Let go of worldly things

By Father Joseph Breighner

Just when the caterpiller thought it was the end, it turned into a butterfly. Or, as Hazel Norwell Ailor put it: “The longing for a warm cocoon recedes as new worlds beckon eager butterflies.”

Before this month of November ends, a month dedicated to praying for the “poor souls” or at least the “souls of the faithful departed,” I wanted to say a word about life and death.

There are many beliefs about what happens after death. There are many “best sellers” about near-death experiences and “life after death.” Consistently, there are similarities – meeting a Being of Light, of experiencing unconditional love, of beauty all around. These are anecdotal – individual stories that help us to believe that, like the caterpiller, life transforms. There is “something beyond” – there is Someone beyond!

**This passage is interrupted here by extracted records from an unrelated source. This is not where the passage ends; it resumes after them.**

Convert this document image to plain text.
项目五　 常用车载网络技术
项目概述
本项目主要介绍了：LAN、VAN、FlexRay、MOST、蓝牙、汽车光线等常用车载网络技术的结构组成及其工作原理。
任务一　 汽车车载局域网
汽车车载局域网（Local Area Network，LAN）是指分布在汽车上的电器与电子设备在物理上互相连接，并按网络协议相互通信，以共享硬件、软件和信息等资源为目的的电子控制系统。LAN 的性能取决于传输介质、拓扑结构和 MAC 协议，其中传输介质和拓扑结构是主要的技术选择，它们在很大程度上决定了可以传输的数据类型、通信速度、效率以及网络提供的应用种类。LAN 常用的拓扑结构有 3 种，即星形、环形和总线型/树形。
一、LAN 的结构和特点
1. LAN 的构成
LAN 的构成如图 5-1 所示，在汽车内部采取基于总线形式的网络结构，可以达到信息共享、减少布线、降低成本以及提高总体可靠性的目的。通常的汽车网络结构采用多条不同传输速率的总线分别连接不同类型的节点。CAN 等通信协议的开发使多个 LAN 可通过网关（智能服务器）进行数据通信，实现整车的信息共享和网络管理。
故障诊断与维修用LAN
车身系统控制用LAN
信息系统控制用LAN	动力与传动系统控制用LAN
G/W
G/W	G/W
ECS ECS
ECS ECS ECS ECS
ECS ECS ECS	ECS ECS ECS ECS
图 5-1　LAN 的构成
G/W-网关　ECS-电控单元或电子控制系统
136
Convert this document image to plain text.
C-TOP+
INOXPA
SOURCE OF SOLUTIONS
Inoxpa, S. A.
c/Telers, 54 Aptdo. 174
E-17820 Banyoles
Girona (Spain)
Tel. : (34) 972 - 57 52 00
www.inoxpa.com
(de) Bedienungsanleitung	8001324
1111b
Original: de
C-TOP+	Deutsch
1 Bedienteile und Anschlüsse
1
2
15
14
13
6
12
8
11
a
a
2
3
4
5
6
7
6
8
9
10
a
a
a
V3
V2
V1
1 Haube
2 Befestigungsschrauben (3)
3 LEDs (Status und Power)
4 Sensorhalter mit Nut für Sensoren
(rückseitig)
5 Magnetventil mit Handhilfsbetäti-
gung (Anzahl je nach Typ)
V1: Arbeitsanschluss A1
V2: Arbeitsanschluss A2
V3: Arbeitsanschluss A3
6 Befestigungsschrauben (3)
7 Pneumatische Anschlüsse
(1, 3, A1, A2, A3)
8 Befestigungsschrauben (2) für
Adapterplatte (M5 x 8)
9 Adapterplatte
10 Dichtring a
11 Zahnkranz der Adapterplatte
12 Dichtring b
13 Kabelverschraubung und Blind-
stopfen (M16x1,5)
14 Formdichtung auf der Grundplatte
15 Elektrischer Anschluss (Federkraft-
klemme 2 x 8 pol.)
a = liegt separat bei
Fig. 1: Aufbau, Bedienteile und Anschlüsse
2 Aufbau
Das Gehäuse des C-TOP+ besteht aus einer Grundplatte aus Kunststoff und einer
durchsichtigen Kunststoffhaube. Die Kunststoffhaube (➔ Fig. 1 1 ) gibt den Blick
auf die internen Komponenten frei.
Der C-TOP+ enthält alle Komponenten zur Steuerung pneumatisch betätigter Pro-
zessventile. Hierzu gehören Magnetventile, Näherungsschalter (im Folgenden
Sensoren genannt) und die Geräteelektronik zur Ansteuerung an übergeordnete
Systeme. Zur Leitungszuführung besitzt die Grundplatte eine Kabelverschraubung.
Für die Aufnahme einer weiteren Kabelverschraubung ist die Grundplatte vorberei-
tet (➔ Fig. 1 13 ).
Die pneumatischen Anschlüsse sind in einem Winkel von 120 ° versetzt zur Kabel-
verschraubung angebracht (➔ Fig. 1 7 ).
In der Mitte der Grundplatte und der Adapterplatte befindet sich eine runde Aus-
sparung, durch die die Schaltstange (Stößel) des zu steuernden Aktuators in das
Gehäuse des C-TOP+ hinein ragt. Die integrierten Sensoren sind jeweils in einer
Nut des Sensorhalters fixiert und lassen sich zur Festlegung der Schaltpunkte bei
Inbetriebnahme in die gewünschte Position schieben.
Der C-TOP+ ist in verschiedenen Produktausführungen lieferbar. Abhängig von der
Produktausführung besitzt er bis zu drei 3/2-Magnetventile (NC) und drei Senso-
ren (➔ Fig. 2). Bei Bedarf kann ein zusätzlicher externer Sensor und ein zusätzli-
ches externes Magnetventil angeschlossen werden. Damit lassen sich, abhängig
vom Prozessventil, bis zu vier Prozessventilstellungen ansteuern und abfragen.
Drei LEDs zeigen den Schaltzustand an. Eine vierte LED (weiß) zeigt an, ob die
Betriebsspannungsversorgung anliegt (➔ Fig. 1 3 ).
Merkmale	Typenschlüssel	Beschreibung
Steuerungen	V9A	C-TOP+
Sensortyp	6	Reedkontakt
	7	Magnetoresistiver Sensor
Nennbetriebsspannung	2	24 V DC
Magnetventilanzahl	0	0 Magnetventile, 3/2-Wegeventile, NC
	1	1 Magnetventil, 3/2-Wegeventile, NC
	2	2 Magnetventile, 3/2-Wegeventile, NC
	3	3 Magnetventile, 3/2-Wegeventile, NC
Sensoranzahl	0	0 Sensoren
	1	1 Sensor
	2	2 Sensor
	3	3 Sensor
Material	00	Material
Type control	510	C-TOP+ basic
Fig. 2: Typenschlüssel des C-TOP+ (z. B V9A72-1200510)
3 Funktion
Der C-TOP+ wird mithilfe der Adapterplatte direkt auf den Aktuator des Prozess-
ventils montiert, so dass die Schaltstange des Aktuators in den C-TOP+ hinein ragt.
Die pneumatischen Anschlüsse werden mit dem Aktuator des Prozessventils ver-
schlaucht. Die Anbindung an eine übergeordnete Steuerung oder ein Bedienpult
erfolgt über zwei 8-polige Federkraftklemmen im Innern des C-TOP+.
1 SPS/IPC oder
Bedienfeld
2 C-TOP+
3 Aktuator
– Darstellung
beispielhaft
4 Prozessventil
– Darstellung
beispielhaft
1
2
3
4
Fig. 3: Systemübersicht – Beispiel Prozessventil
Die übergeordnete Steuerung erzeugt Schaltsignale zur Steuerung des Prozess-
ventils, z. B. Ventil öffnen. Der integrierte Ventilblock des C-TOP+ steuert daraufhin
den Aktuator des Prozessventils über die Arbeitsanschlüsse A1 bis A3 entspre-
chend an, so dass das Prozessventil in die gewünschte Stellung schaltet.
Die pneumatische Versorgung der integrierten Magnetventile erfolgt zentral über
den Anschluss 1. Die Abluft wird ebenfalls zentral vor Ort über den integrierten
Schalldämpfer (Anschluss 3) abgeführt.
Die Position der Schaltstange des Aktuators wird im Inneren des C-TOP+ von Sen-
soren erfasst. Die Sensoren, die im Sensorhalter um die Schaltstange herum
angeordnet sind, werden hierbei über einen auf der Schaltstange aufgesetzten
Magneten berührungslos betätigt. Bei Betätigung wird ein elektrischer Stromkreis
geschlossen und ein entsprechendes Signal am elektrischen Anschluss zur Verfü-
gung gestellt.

As Catholics we have a slightly diffferent take, or belief, about the experience. We believe in a “particular judgment,” a personal judgment as we meet God after death. (This is the “private audience” before experiencing the General Audience, the General Judgment at the end of time!)

Then, before the soul enters into permanent oneness with God, into heaven. there may be a purgatory, a time of purgation. As a child I thought more of this time as punishment, but I realize now that any pain involved is simply my still being identified with things of the world. In other words, just as when we come in and out of the pouring rain, we first take off our raincoats and put down our umbrellas before we hug someone, so perhaps this is true with God. The “pain” is looking at all the things we have clung to that are less than God. The process of letting them go, a process of purgation, frees me to fully experience God.

Most of us have fairly strong attachments to various people, experiences, and things of this world. Our prayers for the dead are our efforts to send love to those people that they will be more easily freed from the attachments.

I’ve told the story before of the man who asked God if he could see heaven and hell. So God took him on a tour, first of hell. There were all these people, seated at long tables, the table piled high with delicious food, but all of the people had long utensils attached to the ends of their hands so that they couldn’t bring the food into their own mouths. All of the people we cursing and blaming God. It was a scene of misery.

Then God showed the man a scene of heaven. The setting was exactly the same – people seated at long tables, lots of delicious foods, long utensils attached to the ends of each hand. But, in heaven everyone was laughing and rejoicing and praising God. The difference was that, instead of trying to feed themselves, they reached across the table and fed the person across from them. We create our hell. We create our heaven.

Hell is total self absorption – no love. Heaven is total giving. Heaven is pure love. Heaven is seeing and loving God’s presence in everyone forever.

Purgatory is for those on the way to heaven. It is an experience, perhaps painful, of seeing all that we chose during life that was less than love. It’s a time of letting all that go.

Now is also our best preparation for eternity. We can see now in our lives all that is less than loving, and we can let those things go. It’s not always easy. Our habits and attachments can be very strong. The best part, however, is that I am not on my own. It’s not just me – the mind and the body. It is “I” the mind, body, and Spirit! There is a Higher Power – the Father above us. The Son, Jesus, with us. The Holy Spirit in us!

When we let go of holding on to the things of the world, and allow the presence of God to flow fully in us, through us, and around us, then heaven begins on earth! No purgatory necessary!